26 Aralık 2017 Salı

"III. Selim’in Sır Kâtibi Bolevî İbrâhim Efendi’nin Rûznâme’sinde Yazmayan Bir Vakıa’ya Dair”


-
öncesi var-

"1940’ların ortalarında, İkinci Dünya Savaşı yıllarında Türkiye, savaşa girme tehlikesi ve aşırı enflasyon tehditi ile karşı karşıyaydı. işte o yıllarda yakın işbirliği içinde bulunduğumuz Almanya'nın merkez bankası başkanı ile Türkiye merkez bankası yetkilileri gizli bir görüşme yaptılar.
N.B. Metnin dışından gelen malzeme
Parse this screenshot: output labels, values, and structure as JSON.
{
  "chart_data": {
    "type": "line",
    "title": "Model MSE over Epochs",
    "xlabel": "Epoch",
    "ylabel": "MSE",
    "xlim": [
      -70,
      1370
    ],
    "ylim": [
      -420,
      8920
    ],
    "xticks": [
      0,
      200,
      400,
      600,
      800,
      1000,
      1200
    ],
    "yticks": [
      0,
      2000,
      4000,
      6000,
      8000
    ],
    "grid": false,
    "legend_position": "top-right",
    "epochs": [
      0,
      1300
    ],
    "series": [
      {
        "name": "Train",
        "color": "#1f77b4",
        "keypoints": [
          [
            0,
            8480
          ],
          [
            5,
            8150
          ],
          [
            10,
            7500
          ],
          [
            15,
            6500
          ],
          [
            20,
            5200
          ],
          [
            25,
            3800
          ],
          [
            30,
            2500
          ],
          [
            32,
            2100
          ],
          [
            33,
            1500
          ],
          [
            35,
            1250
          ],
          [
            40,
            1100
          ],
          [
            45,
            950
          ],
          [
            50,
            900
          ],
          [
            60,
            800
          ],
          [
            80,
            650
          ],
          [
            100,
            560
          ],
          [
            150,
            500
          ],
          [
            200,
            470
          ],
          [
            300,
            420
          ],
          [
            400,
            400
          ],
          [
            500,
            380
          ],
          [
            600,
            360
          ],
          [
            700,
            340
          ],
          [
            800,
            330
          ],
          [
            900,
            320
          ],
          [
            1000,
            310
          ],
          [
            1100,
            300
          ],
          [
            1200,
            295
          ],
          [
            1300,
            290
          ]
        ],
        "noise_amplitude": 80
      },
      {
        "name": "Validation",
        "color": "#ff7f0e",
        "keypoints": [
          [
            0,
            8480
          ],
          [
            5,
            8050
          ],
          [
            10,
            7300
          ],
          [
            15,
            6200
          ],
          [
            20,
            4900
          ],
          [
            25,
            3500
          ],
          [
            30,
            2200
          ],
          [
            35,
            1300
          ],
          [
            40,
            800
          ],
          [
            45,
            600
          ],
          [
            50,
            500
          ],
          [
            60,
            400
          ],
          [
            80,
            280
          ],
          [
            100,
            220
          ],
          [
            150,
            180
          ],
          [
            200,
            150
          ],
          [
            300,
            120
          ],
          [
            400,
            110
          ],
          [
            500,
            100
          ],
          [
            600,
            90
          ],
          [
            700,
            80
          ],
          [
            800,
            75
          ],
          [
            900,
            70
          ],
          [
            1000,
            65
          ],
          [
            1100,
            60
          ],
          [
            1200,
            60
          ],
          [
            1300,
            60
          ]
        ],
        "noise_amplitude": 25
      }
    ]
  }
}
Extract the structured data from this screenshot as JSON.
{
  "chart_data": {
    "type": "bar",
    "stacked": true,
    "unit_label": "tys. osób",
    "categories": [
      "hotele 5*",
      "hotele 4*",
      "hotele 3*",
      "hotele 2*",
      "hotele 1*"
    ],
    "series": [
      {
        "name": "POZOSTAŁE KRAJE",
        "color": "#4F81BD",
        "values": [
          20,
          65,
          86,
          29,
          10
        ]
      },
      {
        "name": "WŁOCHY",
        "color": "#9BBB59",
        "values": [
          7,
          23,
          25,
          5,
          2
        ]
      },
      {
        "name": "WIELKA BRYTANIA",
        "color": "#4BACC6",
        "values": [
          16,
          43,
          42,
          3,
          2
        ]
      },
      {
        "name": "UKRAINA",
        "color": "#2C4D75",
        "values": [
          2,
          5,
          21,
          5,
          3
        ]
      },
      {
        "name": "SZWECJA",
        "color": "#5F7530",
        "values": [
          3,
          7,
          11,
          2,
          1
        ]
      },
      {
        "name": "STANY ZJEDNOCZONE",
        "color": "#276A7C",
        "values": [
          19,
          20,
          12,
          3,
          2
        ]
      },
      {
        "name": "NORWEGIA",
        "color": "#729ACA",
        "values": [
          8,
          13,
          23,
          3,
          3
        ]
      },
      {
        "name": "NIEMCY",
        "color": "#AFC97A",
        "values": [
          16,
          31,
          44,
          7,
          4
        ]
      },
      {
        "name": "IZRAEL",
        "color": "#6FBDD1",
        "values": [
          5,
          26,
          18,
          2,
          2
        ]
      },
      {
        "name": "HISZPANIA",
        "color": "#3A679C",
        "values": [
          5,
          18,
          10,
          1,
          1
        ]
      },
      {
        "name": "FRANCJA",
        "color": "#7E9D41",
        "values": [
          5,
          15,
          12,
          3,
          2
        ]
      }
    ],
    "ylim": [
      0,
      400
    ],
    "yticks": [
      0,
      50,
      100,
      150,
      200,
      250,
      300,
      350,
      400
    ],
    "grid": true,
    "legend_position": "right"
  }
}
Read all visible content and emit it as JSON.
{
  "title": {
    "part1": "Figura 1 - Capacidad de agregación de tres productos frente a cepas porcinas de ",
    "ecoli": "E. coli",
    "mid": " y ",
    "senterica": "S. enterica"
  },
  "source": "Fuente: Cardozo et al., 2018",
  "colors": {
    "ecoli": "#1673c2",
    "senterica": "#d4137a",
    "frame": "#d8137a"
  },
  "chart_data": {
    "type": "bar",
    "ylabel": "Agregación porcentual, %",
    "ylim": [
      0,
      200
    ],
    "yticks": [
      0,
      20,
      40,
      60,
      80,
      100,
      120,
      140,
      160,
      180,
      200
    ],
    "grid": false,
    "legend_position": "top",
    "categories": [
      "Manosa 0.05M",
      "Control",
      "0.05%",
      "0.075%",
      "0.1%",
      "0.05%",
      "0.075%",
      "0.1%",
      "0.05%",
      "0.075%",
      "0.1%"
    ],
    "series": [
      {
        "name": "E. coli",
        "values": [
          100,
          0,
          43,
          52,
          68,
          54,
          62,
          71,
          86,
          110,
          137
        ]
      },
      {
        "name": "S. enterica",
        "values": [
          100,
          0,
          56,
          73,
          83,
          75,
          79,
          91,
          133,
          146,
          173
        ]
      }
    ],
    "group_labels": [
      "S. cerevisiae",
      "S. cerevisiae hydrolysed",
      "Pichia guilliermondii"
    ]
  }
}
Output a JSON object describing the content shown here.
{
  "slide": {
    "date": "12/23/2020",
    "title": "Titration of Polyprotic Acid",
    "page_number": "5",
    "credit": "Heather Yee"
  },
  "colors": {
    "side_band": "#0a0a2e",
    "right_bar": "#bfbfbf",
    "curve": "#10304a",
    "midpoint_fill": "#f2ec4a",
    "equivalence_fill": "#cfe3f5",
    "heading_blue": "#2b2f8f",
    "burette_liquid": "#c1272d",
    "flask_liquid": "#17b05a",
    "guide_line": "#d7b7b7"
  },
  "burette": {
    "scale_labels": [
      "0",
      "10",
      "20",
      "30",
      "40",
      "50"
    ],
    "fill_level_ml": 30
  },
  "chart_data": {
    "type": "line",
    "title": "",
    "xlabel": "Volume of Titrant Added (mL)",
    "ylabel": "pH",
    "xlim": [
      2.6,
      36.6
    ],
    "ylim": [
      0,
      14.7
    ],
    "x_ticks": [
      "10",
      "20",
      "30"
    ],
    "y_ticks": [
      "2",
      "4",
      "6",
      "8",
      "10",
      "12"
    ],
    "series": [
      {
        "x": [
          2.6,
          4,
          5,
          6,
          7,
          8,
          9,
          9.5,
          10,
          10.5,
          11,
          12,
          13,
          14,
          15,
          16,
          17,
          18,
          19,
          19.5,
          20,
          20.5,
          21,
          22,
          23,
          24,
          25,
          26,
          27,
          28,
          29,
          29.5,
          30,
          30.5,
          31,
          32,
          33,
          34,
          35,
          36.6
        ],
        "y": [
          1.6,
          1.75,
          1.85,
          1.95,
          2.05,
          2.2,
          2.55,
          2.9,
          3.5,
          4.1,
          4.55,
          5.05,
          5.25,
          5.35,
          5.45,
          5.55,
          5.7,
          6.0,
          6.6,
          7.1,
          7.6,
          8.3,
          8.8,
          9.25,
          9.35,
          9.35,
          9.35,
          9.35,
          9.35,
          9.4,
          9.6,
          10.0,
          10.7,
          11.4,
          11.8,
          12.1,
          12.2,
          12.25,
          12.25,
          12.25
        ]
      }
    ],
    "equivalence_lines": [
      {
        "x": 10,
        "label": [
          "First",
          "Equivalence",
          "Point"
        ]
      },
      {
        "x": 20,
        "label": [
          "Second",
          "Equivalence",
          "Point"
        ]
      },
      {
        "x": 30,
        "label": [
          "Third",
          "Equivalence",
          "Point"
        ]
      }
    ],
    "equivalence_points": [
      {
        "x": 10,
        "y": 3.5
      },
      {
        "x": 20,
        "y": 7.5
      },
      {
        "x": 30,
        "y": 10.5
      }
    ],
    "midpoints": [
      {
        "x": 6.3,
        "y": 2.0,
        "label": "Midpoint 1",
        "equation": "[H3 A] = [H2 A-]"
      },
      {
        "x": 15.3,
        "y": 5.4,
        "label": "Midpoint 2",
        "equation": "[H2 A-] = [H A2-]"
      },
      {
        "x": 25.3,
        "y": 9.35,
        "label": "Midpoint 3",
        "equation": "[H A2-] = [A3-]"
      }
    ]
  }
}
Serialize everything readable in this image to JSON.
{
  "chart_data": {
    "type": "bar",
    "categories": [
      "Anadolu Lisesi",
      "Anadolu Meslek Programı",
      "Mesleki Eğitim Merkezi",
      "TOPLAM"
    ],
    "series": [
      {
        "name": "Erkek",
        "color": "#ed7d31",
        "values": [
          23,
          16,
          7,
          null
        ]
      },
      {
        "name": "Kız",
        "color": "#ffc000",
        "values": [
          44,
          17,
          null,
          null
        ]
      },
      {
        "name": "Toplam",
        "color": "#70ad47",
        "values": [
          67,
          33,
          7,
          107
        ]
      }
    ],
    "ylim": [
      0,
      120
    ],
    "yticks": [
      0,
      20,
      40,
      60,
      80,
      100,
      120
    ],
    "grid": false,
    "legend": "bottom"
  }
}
Almanlar kendi para birimleri alman markı için aldıkları tedbirleri türklerle paylaştılar. ulusal ekonominin çöküşünün yanı sıra, düşman ülkelerinin -bilhassa demir perde ülkelerinin- piyasaya sahte para sürecek olması en büyük korkulardandı. işte almanlar bu ihtimali göz önüne alarak yeraltında gizli sığınaklarda “eski” banknotların yerini hızla alacak 15 milyar “yeni” alman markı saklamışlardı. bunun için inşa ettikleri sığınaklar nükleer savaşa dahi dayanıklıydı ve her türlü havalandırma, elektrik ve su sistemi düşünülmüştü. 15 bin metrekarelik sığınakta acil durumlarda 14 gün yetecek miktarda yiyecek stoku da vardı. türkiye bu fikri acilen uygulamaya sokmuş ve yeni banknotlar hazırlatırken bir yandan da sığınak için yer bakmaya başlamıştı. tam bu sırada aslında bizim mükemmel bir sığınak ağına sahip olduğumuz fikri merkez bankası yetkililerine iletildi. bu sığınaklar bizans zamanından beri istanbulun altını saran dehlizler, gizli yollar, galeriler, geçitlerdi. sonunda tam burada, yani ayasofya'nın altında yer alan dehlizlerdeki büyük ve geniş galeriler bu iş için uygun bulundu ve yeniden düzenleme kararı alındı. hiçbir düşman ülke uçağının ayasofya'yı bombalamayacağı elbette göz önüne alınmıştı. şu ileride gördüğün büyük çelik kapının ardında uzun koridorlar ve dehlizlerin sonundaki beş büyük galeride tahminim 25 Milyar Türk Lirası civarında para hala mevcuttur. tabii yeni türk lirası. bu tehdidin, 1988 yılına gelindiğinde ortadan kalktığı gerekçesi ile almanlar sığınakları boşaltmış ve 15 Milyar Markı imha etmişlerdi. biz ise tehdidin hala devam ettiğini düşünüyor olsak gerek, yeni türk lirasının da yenisini burada saklamaya devam ediyoruz. 1946 yılından beri her yıl bir kez merkez bankasından yetkililer parayı kontrole gelirler. her bir yetkilinin sadece kendisine ait olan kısmını bildiği kilit kombinasyonu beş kişinin bir araya gelmesi ile çözülebilir. birinin olmaması ya da yanlış kilide yanlış şifreyi girmesi tüm kilit düzeneğini iptal ettiğini duymuştum bir keresinde aralarındaki konuşmalardan.
iki gün iki gece kendilerine ayrılan beş ayrı galeride sayımlarını yapan yetkililer çok ciddi bir şekilde yaparlar işlerini. bana düşen ise buranın naçizane bekçiliğidir.
elbette fahri olarak. yoksa bugüne kadar ben onları gördüğüm halde, onlar beni bir kez dahi olsun görmemişlerdir. varlığımdan da haberleri yoktur. ama gördüğün gibi benim her şeyden haberim vardır. nasıl diyesini sorma. bu, devleti-i aliyye-i osmaniyye’nin ve dünyanın efendisi cihandar yüce padişahımız efendimizin bana bahşettiği bir lûtuftur. görünmez ama bilinir olmak.. görünmez ama bilir olmak. dersen ki; ben nasıl görüyorum seni, çünkü ben sana görünür oldum da ondan. çünkü seninle bir alışverişimiz vardır. buraya yıllar yıllar sonra düşen her meraklı ile yaptığımız değiş tokuş gibi." 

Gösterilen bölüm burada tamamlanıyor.